The final strategy for debris mitigation is to isolate or seal the mechanical system from debris. This is not always practical for an application, particularly in a fluid control valve. However, for an actuator, this may be an effective strategy. Providing an effective isolation approach also increases friction in the case of a dynamic shaft seal or resistive elastic forces due to a diaphragm-type seal. On a component level, the seal itself adds cost and mass and the increase in resistive forces calls for more magnetic material and more magnetic energy in the form of increasing copper mass.
Integrating Engineering Teams
With these considerations, it is important that engineering teams from the component and system level cooperatively integrate early in a project. With the goal of developing the most beneficial strategy for the system, open conversation near the outset of the project can help designers explore options such as upstream filtering in fluid control, cleanliness of manufactured system and components or other potential strategies for increasing system efficiency. All of these design considerations become critically important to optimizing the mass of the system and the cost.
Working environment considerations need to be addressed as an integrated project team for the optimization of cost and mass to produce an efficient end product. Particularly in the case of fluid control, whether it be coolant control, fuel metering, hydraulic control, etc., a fundamental openness and cooperation in regards to system function is critical to valve design. Particularly in the realm of solenoid valves, design teams on the component level usually include engineers that specialize in electromagnetics, mechanical systems, electronic control strategy and fluid mechanics. Conversely, a typical engineering specification for a valve (especially in new product development) is based on models, simulations and assumptions.
All models are to some degree incorrect, but if used with discipline and team cooperation, models become vitally useful. In a CFD-modeling (computational fluid dynamics) environment, it is necessary for a valve design team to understand what is happening both upstream and downstream of the valve, as well as to have a firm understanding of the physical principle of the end-use system.

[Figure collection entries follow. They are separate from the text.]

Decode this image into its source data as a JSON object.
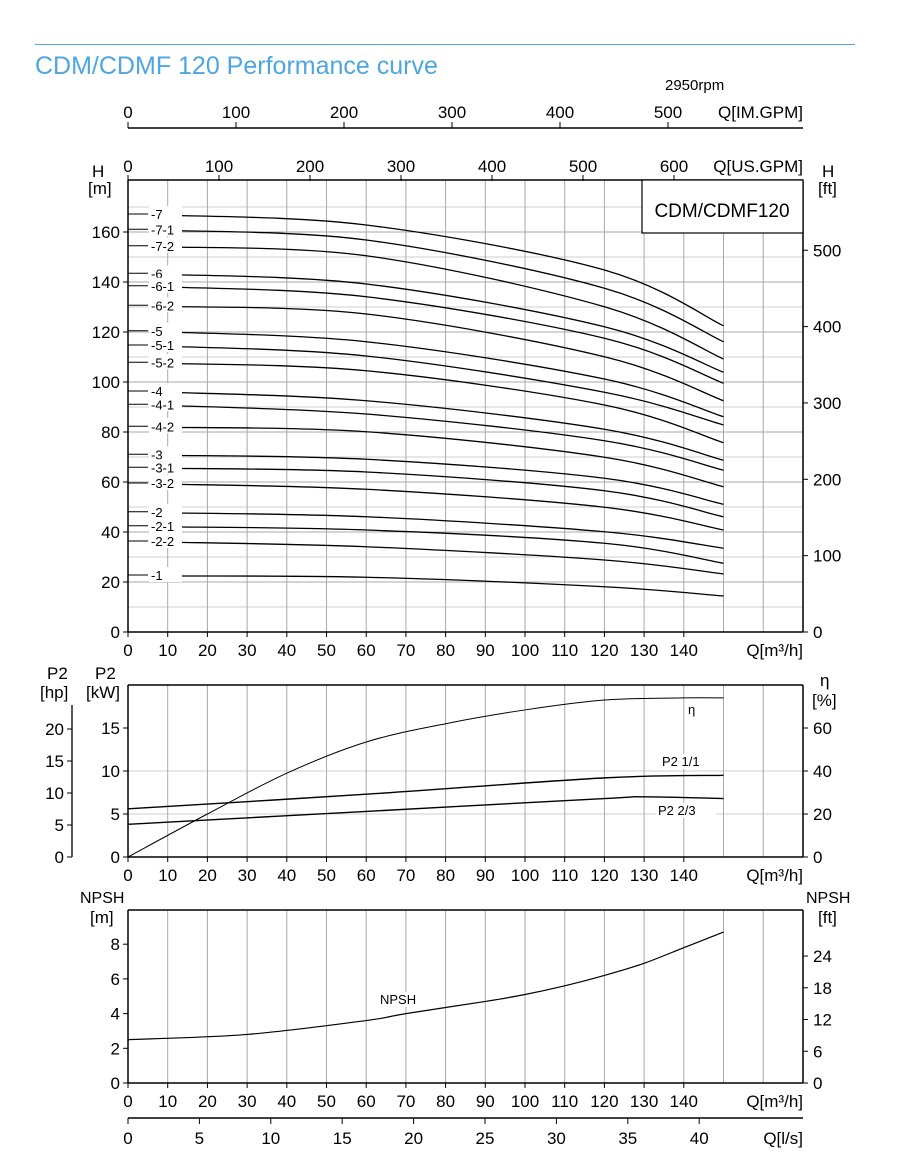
{
  "header": {
    "title": "CDM/CDMF 120 Performance curve",
    "speed": "2950rpm"
  },
  "colors": {
    "title": "#4da6e0",
    "grid": "#a9a9a9",
    "curve": "#000000"
  },
  "chart_data": [
    {
      "type": "line",
      "model_label": "CDM/CDMF120",
      "xlabel": "Q[m³/h]",
      "xticks": [
        0,
        10,
        20,
        30,
        40,
        50,
        60,
        70,
        80,
        90,
        100,
        110,
        120,
        130,
        140
      ],
      "xlim": [
        0,
        170
      ],
      "top_axis_im_gpm": {
        "label": "Q[IM.GPM]",
        "ticks": [
          0,
          100,
          200,
          300,
          400,
          500
        ]
      },
      "top_axis_us_gpm": {
        "label": "Q[US.GPM]",
        "ticks": [
          0,
          100,
          200,
          300,
          400,
          500,
          600
        ]
      },
      "ylabel_left": "H\n[m]",
      "ylabel_left_l1": "H",
      "ylabel_left_l2": "[m]",
      "ylim": [
        0,
        180
      ],
      "yticks": [
        0,
        20,
        40,
        60,
        80,
        100,
        120,
        140,
        160
      ],
      "ylabel_right_l1": "H",
      "ylabel_right_l2": "[ft]",
      "yticks_right": [
        0,
        100,
        200,
        300,
        400,
        500
      ],
      "grid": true,
      "x": [
        8,
        60,
        120,
        150
      ],
      "series": [
        {
          "name": "-7",
          "values": [
            166.8,
            162.8,
            144.8,
            122.5
          ]
        },
        {
          "name": "-7-1",
          "values": [
            160.7,
            156.8,
            137.5,
            116.1
          ]
        },
        {
          "name": "-7-2",
          "values": [
            154.1,
            150.5,
            130.1,
            109.2
          ]
        },
        {
          "name": "-6",
          "values": [
            143.1,
            139.2,
            122.1,
            103.9
          ]
        },
        {
          "name": "-6-1",
          "values": [
            138.1,
            134.1,
            117.5,
            99.5
          ]
        },
        {
          "name": "-6-2",
          "values": [
            130.3,
            127.2,
            110.1,
            92.5
          ]
        },
        {
          "name": "-5",
          "values": [
            120.1,
            116.1,
            101.2,
            86.1
          ]
        },
        {
          "name": "-5-1",
          "values": [
            114.4,
            110.4,
            95.9,
            82.8
          ]
        },
        {
          "name": "-5-2",
          "values": [
            107.5,
            104.5,
            90.8,
            75.7
          ]
        },
        {
          "name": "-4",
          "values": [
            96.0,
            92.5,
            81.1,
            68.7
          ]
        },
        {
          "name": "-4-1",
          "values": [
            90.7,
            87.2,
            76.5,
            64.7
          ]
        },
        {
          "name": "-4-2",
          "values": [
            81.9,
            80.1,
            69.9,
            58.1
          ]
        },
        {
          "name": "-3",
          "values": [
            70.7,
            69.1,
            61.5,
            51.1
          ]
        },
        {
          "name": "-3-1",
          "values": [
            65.5,
            64.0,
            56.5,
            46.1
          ]
        },
        {
          "name": "-3-2",
          "values": [
            59.2,
            57.1,
            49.9,
            40.8
          ]
        },
        {
          "name": "-2",
          "values": [
            47.7,
            46.1,
            40.1,
            33.5
          ]
        },
        {
          "name": "-2-1",
          "values": [
            42.1,
            40.8,
            35.5,
            27.5
          ]
        },
        {
          "name": "-2-2",
          "values": [
            36.0,
            34.1,
            28.8,
            23.2
          ]
        },
        {
          "name": "-1",
          "values": [
            22.4,
            21.9,
            18.1,
            14.4
          ]
        }
      ]
    },
    {
      "type": "line",
      "xlabel": "Q[m³/h]",
      "xticks": [
        0,
        10,
        20,
        30,
        40,
        50,
        60,
        70,
        80,
        90,
        100,
        110,
        120,
        130,
        140
      ],
      "xlim": [
        0,
        170
      ],
      "ylabel_hp_l1": "P2",
      "ylabel_hp_l2": "[hp]",
      "yticks_hp": [
        0,
        5,
        10,
        15,
        20
      ],
      "ylabel_kw_l1": "P2",
      "ylabel_kw_l2": "[kW]",
      "yticks_kw": [
        0,
        5,
        10,
        15
      ],
      "ylim_kw": [
        0,
        20
      ],
      "ylabel_right_l1": "η",
      "ylabel_right_l2": "[%]",
      "yticks_right": [
        0,
        20,
        40,
        60
      ],
      "grid": true,
      "series": [
        {
          "name": "η",
          "axis": "right",
          "x": [
            0,
            20,
            40,
            60,
            80,
            100,
            120,
            140,
            150
          ],
          "values": [
            0,
            20,
            39,
            53.5,
            62,
            68.4,
            73,
            74,
            74
          ]
        },
        {
          "name": "P2 1/1",
          "axis": "kW",
          "x": [
            0,
            60,
            120,
            150
          ],
          "values": [
            5.6,
            7.3,
            9.2,
            9.5
          ]
        },
        {
          "name": "P2 2/3",
          "axis": "kW",
          "x": [
            0,
            60,
            120,
            130,
            150
          ],
          "values": [
            3.8,
            5.3,
            6.8,
            7.0,
            6.8
          ]
        }
      ]
    },
    {
      "type": "line",
      "xlabel": "Q[m³/h]",
      "xticks": [
        0,
        10,
        20,
        30,
        40,
        50,
        60,
        70,
        80,
        90,
        100,
        110,
        120,
        130,
        140
      ],
      "xlim": [
        0,
        170
      ],
      "ylabel_left_l1": "NPSH",
      "ylabel_left_l2": "[m]",
      "yticks": [
        0,
        2,
        4,
        6,
        8
      ],
      "ylim": [
        0,
        10
      ],
      "ylabel_right_l1": "NPSH",
      "ylabel_right_l2": "[ft]",
      "yticks_right": [
        0,
        6,
        12,
        18,
        24
      ],
      "bottom_axis_ls": {
        "label": "Q[l/s]",
        "ticks": [
          0,
          5,
          10,
          15,
          20,
          25,
          30,
          35,
          40
        ]
      },
      "grid": true,
      "series": [
        {
          "name": "NPSH",
          "x": [
            0,
            30,
            60,
            70,
            90,
            100,
            110,
            120,
            130,
            140,
            150
          ],
          "values": [
            2.5,
            2.8,
            3.6,
            4.0,
            4.7,
            5.1,
            5.6,
            6.2,
            6.9,
            7.8,
            8.7
          ]
        }
      ]
    }
  ]
}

Typically, a valve modeled in CFD to a component specification will use a “test manifold” or the planned validation manifold for modeling the performance of the valve. This strategy may be valid as a finished product benchmarking exercise for quality control in manufacturing, but the details of the real system’s working characteristics are fundamental to the design of an efficient valve.
This cooperation can expose opportunities for further cost and mass savings by utilizing the specialized talents of component and system engineering teams. For example, a “sharp” corner 90° direction change in a molded rigid-elbow fitting will carry a much more severe pressure drop and head loss than a smooth bend of a molded polymer flexible hose. Figure 4 shows how CFD can be used to not just mathematically, but visually identify losses or restrictions in a system using pressure contours and streamlines. Identifying these losses in a cooperative environment can easily identify unforeseen system inefficiencies, mitigate these inefficiencies and end up with a more efficient design leading to benefits in system durability, mass reduction and cost savings. These are three terms that everyone loves to hear together.